One Australian study found increased quit attempts after the enactment of large graphic warnings but “no association with short-term quit success.” Some Canadian and Australian studies suggested that the warnings induced reduced consumption and helped former smokers stay away, but didn’t purport to show an actual reduction in smoking rates.  True, Canadian smoking rates dropped after graphic warnings were introduced, but the FDA couldn’t directly attribute any decrease to the warnings because Canada implemented other smoking control initiatives too during the same period.  Thus, the FDA’s evidence was mere speculation and conjecture.  The regulatory impact assessment, despite favorable assumptions, estimated that the new warnings would reduce smoking rates by “a mere 0.088%, a number the FDA concedes is ‘in general not statistically distinguishable from zero.’” And one of the principal researchers on whom FDA relies recently surveyed the relevant literature and conceded that “[t]here is no way to attribute . . . declines [in smoking] to the new health warnings.”

“In light of the number of foreign jurisdictions that have enacted large graphic warning labels, the dearth of data reflecting decreased smoking rates in these countries is somewhat surprising, and strongly implies that such warnings are not very effective at promoting cessation and discouraging initiation.” Even deferential review couldn’t defer to this.  The FDA argued that the studies only made the unremarkable point that it’s difficult to determine with precision the relative causal impact of multiple contributing factors, especially given small data sets.  “But FDA cannot get around the First Amendment by pleading incompetence or futility.”  It failed to meet its burden.

The FDA also argued that the court should defer to Congress’s judgment about the effectiveness of graphic warnings, per Turner, but deference is only warranted when Congress bases its conclusions on substantial evidence.  (Ah, Eldred, the lost cause.)

Nor could the FDA assert a separate interest in effectively communicating health information, which is just a redescription of the means by which it was trying to reduce smoking rates.  Anyway, that just begs the question of what “effectively” means.  If effectively isn’t cashed out in reductions in smoking rates, then it’s a meaningless constraint on government regulation.
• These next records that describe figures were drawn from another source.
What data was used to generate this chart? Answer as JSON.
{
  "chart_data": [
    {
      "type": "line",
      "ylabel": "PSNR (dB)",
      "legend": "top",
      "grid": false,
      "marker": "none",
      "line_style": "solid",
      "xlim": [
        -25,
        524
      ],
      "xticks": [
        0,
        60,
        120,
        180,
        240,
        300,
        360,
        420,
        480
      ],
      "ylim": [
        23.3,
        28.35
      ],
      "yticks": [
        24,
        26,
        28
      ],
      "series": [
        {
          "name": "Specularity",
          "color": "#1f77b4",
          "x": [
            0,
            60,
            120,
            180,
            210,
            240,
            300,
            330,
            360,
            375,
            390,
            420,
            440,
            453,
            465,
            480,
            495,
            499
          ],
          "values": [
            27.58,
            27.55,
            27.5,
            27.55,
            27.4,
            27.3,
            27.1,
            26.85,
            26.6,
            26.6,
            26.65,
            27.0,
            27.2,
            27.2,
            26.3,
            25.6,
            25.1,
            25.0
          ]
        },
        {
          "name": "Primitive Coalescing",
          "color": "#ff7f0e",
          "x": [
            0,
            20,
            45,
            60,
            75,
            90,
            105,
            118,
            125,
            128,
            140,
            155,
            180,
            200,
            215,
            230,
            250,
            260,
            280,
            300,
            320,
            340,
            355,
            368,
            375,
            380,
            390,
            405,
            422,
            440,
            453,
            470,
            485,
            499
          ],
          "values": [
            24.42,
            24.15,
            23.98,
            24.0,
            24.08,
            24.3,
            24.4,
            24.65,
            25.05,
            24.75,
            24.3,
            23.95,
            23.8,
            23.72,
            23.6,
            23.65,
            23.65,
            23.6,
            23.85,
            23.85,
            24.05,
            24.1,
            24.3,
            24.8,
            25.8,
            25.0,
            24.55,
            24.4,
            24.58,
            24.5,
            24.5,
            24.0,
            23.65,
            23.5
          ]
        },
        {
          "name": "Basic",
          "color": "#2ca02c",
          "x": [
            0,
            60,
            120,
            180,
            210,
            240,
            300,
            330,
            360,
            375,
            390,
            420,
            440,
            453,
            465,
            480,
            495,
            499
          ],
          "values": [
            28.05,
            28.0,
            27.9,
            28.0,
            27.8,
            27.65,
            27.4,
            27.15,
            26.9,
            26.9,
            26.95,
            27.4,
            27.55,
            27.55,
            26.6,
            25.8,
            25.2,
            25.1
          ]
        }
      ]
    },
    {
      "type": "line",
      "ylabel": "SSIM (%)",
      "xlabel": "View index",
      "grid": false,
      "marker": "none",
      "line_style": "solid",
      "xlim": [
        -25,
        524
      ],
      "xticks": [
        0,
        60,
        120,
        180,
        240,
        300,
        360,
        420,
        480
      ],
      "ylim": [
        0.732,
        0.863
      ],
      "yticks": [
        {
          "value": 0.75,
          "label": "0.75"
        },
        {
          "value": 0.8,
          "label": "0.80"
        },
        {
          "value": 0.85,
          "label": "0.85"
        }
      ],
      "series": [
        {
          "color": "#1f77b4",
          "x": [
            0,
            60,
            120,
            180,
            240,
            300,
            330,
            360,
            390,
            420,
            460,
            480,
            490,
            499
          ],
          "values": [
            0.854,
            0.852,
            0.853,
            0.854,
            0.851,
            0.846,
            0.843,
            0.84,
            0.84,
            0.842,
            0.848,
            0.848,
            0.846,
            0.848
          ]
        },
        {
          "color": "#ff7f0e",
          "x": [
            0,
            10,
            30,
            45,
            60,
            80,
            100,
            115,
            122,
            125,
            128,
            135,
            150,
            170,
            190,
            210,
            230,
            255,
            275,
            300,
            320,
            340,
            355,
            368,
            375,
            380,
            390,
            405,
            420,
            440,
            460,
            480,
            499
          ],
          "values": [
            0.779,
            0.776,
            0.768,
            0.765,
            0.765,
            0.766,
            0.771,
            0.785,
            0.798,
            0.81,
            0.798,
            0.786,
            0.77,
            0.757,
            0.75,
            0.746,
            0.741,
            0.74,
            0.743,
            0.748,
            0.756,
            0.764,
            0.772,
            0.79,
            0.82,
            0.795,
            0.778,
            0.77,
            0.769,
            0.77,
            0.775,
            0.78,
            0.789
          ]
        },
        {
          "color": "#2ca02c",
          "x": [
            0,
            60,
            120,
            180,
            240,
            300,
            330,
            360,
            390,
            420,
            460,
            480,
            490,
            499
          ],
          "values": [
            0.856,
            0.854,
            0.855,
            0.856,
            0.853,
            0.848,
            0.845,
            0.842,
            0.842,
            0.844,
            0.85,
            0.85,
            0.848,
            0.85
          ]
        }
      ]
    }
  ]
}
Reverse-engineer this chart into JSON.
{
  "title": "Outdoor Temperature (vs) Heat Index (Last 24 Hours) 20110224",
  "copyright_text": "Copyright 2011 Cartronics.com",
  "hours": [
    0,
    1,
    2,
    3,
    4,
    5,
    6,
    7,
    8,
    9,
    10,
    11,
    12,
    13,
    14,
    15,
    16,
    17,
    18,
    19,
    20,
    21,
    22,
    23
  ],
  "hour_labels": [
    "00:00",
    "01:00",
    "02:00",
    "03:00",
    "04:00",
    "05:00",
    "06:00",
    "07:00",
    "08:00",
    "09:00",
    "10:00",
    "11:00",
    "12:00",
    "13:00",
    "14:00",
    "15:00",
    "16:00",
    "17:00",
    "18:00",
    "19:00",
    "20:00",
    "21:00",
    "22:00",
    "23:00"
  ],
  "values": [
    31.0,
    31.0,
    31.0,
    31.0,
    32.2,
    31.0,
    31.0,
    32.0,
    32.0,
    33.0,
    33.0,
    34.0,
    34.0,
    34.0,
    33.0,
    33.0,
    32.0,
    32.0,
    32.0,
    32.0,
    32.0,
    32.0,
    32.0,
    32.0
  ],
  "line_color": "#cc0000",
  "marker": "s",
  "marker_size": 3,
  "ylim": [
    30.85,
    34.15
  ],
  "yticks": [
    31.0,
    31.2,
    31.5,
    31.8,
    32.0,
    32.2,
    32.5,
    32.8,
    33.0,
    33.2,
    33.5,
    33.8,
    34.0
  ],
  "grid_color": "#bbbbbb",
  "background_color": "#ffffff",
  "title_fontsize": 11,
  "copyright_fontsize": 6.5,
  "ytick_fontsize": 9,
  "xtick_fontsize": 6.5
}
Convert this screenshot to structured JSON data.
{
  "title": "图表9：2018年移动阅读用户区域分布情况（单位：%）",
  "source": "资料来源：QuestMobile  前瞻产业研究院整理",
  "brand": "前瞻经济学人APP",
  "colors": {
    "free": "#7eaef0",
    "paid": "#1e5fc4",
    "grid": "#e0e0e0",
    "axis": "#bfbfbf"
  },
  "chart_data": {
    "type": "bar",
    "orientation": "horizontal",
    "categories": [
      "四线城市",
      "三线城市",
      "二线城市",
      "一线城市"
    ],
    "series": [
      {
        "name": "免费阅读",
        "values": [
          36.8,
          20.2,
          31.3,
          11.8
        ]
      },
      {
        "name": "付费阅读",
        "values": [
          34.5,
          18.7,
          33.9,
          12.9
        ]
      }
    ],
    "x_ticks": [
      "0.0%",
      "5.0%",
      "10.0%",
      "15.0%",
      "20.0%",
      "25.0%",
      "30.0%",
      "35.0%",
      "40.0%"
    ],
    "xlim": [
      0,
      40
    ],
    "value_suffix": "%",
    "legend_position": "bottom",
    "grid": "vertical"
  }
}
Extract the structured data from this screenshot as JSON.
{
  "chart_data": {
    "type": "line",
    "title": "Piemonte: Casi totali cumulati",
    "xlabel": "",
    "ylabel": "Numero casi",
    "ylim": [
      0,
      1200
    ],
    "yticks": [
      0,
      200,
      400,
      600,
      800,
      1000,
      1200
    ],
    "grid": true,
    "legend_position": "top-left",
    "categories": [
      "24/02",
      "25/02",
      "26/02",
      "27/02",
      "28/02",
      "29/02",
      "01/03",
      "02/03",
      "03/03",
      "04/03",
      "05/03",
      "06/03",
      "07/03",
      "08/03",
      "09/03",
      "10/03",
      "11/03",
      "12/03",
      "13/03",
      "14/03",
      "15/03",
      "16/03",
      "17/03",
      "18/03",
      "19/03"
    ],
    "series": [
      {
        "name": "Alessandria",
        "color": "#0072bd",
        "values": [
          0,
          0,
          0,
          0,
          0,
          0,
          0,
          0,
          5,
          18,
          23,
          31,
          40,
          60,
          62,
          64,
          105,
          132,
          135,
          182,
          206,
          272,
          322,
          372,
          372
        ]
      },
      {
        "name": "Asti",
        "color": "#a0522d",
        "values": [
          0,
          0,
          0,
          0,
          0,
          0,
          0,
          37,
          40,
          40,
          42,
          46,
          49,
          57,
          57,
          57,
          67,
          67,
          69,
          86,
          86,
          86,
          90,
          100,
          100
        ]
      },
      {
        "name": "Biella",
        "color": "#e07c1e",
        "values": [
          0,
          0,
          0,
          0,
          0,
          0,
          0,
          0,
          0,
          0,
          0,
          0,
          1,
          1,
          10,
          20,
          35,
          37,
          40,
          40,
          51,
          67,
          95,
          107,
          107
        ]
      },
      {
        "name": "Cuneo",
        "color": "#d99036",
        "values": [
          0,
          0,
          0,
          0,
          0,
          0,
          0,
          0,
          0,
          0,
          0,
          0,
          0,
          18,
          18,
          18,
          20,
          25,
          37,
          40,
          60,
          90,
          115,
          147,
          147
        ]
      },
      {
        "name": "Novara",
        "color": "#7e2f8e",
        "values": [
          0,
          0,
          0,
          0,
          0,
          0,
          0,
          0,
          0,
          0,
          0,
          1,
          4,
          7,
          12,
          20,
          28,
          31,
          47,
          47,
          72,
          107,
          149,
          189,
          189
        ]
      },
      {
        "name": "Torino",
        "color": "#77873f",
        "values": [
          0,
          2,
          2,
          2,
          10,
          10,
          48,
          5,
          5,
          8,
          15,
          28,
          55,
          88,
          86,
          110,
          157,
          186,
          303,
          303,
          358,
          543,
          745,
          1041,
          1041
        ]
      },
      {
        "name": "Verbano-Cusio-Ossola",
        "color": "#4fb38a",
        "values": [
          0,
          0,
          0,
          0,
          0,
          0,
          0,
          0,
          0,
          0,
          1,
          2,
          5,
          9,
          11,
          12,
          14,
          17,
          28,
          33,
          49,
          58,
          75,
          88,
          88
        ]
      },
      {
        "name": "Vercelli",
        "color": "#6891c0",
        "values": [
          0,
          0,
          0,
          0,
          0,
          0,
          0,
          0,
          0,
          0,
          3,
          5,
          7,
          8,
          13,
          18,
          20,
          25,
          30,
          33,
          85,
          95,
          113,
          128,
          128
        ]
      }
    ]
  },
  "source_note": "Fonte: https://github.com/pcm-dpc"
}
In conclusion, the court noted the FDA’s position that “previous efforts to combat the tobacco companies’ advertising campaigns have been like bringing a butter knife to a gun fight. According to the FTC, tobacco companies spent approximately $12.49 billion on advertising and promotion in 2006 alone, employing marketing and advertising experts to incorporate current trends and target their messages toward certain demographics.”  The graphic warnings were the FDA’s attempt to level the playing field, but the fact that the government finds expression too persuasive doesn’t permit it to silence the speech or burden its messengers.